It is every author's dream to become financially successful from their books that a day job is no longer necessary. I get that. I have spent many a night myself visualizing what it would be like to write full time without worry about how exactly I am going to survive. However, before I became an author, I was both a writer and an avid reader. Storytelling is in my soul, it is in my blood, it is an extremely important part of my identity. I spent most of my career as a self-published author damn near writing for free simply because I love what I do. I love bringing the characters concocted in my mind to life. I love mapping out their personal journeys, their highs and lows, the worlds that they travel through, their special gifts... In my world as an author, I stand proudly in my godhood, for I am a creator.
I am a creator therefore I create.
However, over the last few years, Amazon has created an algorithm in self-publishing that has turned authors and "publishers" (traditional publishing houses are excluded) into mass producing stories or stretching out dead storylines into half written tales with sub par plots for the sake generating sales. As I mentioned in a previous blog post, you do not have to publish a million titles to earn a million dollars. Now, there are quite a few self-published authors who do not fall into the category of "poorly written novels" despite the fact that they have been able to mass produce book after book in a short amount of time. Those authors have specific systems in place that work for them. However, most authors just do not have those same systems or have been able to develop a system that will allow them to successfully streamline their books.

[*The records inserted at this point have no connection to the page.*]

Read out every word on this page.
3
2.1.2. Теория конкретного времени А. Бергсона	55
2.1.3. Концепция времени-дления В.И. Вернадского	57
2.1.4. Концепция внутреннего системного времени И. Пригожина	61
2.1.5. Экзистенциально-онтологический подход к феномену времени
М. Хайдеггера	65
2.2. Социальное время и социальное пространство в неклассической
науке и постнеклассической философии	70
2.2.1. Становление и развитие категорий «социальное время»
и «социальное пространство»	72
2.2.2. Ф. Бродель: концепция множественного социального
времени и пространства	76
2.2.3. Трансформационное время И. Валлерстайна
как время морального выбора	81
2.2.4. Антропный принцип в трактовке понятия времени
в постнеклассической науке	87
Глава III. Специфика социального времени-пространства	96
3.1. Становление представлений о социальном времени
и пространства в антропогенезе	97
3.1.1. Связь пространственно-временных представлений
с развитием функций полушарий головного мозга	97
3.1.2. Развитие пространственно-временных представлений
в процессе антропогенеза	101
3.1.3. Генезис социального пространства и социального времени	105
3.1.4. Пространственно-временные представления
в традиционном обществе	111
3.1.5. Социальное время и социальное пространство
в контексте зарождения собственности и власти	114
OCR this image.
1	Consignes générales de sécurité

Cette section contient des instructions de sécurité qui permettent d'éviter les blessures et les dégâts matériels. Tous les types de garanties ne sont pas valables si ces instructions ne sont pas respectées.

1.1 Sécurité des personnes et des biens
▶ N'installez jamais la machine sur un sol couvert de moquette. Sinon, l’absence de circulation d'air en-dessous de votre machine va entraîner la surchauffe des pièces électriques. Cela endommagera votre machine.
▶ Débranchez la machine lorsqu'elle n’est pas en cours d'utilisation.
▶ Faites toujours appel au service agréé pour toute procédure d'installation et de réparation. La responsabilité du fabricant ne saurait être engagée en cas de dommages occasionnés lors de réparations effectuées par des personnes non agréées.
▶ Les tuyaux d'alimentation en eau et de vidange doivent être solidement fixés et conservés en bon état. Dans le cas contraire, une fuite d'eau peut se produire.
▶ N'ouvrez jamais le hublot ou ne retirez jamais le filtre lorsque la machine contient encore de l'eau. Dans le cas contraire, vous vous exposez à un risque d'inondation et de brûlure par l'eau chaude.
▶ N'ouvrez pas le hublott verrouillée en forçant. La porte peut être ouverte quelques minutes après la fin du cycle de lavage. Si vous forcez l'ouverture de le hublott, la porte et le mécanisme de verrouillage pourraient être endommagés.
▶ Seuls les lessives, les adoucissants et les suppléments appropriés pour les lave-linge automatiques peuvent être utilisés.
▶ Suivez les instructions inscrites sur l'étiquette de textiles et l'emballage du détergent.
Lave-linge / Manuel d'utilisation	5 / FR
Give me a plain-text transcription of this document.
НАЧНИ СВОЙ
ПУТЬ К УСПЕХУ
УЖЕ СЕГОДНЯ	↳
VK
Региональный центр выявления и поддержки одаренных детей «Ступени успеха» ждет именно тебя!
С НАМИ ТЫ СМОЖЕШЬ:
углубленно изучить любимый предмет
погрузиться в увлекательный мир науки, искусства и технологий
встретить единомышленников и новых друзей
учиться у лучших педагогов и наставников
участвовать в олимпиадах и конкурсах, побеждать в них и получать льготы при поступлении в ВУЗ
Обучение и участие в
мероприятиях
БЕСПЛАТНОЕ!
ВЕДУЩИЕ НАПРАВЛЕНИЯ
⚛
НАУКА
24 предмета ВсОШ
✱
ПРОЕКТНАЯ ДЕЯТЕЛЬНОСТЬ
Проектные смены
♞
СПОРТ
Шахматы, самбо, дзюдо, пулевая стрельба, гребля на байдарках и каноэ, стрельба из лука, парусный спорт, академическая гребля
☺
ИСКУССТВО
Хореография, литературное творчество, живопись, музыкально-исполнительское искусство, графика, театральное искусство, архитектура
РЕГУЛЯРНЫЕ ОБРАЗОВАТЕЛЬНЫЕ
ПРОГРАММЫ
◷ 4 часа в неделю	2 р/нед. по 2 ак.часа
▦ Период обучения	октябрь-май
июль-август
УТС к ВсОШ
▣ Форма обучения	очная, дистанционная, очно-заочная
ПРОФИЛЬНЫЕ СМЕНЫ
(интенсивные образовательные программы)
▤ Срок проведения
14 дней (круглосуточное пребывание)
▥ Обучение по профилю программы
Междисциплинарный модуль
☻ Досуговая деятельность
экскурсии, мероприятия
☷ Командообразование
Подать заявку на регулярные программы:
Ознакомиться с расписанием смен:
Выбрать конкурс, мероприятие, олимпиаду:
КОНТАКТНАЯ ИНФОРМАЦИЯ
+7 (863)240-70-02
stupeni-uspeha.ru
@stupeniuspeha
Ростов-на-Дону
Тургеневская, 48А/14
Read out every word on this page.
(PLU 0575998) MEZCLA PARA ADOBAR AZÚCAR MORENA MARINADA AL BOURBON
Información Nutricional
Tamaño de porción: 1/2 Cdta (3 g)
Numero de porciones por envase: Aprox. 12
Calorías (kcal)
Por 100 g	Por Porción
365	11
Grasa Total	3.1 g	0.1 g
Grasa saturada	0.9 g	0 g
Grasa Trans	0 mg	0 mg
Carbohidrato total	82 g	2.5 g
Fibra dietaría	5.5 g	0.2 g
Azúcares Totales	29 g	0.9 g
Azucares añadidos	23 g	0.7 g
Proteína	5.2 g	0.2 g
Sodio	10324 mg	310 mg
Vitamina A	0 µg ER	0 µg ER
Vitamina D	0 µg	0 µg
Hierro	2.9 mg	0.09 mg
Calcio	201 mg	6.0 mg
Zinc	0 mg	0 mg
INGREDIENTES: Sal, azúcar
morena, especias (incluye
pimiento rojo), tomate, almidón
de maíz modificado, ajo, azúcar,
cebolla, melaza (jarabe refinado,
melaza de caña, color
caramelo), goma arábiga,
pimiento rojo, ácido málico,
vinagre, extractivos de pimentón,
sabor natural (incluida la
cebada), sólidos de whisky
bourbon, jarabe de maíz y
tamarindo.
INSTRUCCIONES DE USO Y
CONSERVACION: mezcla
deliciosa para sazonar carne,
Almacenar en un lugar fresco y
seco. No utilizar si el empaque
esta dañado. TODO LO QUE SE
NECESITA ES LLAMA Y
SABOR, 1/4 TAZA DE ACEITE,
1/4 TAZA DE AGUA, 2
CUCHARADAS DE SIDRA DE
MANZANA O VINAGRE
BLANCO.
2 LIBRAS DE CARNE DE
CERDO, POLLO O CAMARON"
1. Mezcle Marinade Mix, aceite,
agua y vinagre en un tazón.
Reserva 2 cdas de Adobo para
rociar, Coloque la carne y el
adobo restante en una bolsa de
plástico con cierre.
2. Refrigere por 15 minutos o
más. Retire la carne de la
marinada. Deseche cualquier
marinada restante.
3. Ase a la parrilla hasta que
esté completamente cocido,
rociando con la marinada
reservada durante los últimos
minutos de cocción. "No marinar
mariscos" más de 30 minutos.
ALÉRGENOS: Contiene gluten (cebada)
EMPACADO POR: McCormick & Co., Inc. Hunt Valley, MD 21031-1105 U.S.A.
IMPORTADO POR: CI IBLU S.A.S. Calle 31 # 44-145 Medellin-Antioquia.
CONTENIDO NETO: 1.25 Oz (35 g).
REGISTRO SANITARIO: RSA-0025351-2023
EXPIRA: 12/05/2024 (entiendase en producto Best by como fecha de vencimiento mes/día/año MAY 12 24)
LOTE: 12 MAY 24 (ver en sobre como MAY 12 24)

But herein lies the problem: the aforementioned authors and publishers have managed to redefine publishing and create a lesser standard for "good writing". Let's take a look at the definition of the word HUSTLE:
force (someone) to move hurriedly or unceremoniously in a specified direction. "they hustled him into the back of a horse-drawn wagon"
informalNORTH AMERICAN obtain by forceful action or persuasion. "the brothers headed to New York to try and hustle a record deal"
NORTH AMERICANinformal engage in prostitution.
NORTH AMERICANinformal a fraud or swindle. "the hustles being used to avoid the draft"
Here is another definition (from Urban Dictionary.com):
"(verb) 1. To strive headstrong and voraciously towards a goal. 2. To seek out and acquire sums of money, preferably large sums, often by unscrupulous means. 3. To prostitute one's self for monetary gain."
The key words in both definitions are FORCE and MONEY. So in other words, storytelling is now an engine, a means of earning quick money and the unspoken underlining truth of this is reflected in the quality of the stories that are being produced. Because Amazon is the largest distributor (at this time) for e-books, most self published authors and "publishers" exclusively utilize this tool for publishing. And let me add that there is nothing wrong with that. However, this in and of itself presented an issue that Amazon had to address: and that is fraud. Certain authors/publishers had figured out how to violate Amazon's rules by manipulating the page reads to increase their personal revenue. These authors/publishers had successfully done this for a lengthy period of time before Amazon eventually figured it out and not only deactivated their accounts but many authors lost their books and the ability use Amazon as a tool for publishing.
See were the "hustle" mentality will lead to?
So again, yes, it is every author's dream to earn financial success from their work. But for me personally, it is not about a quick buck. It is about legacy. Imagine a hundred years from now when I am no longer walking this earth and someone stumbles across my work and falls in love with it. Storytelling, the stories that I tell are snap shots of who I am; of my mind and spirit. My characters are reflections of my perception of the world through my imagination. By approaching publishing through a "hustler's" mindset, not only are you setting yourself up for burn out, each story you write will be quickly digested and spat out and you will find yourself under constant pressure to write. You will find yourself living no differently than the working person living check to check because according to the perspective of some authors, the shelf life of an e-book is short- which in some cases, may be true. However, for those authors whose books sit on the New York Times Bestseller's list, some of them are still earning revenue from ONE book, sometimes for many months or even years later.
If you market your book and yourself as an author correctly and in a way that works for you, putting out a book a month or even two months wont have to be an option.
But hey, who am I? Just a lil old writer who values the art of writing. Hustling is for the streets not books.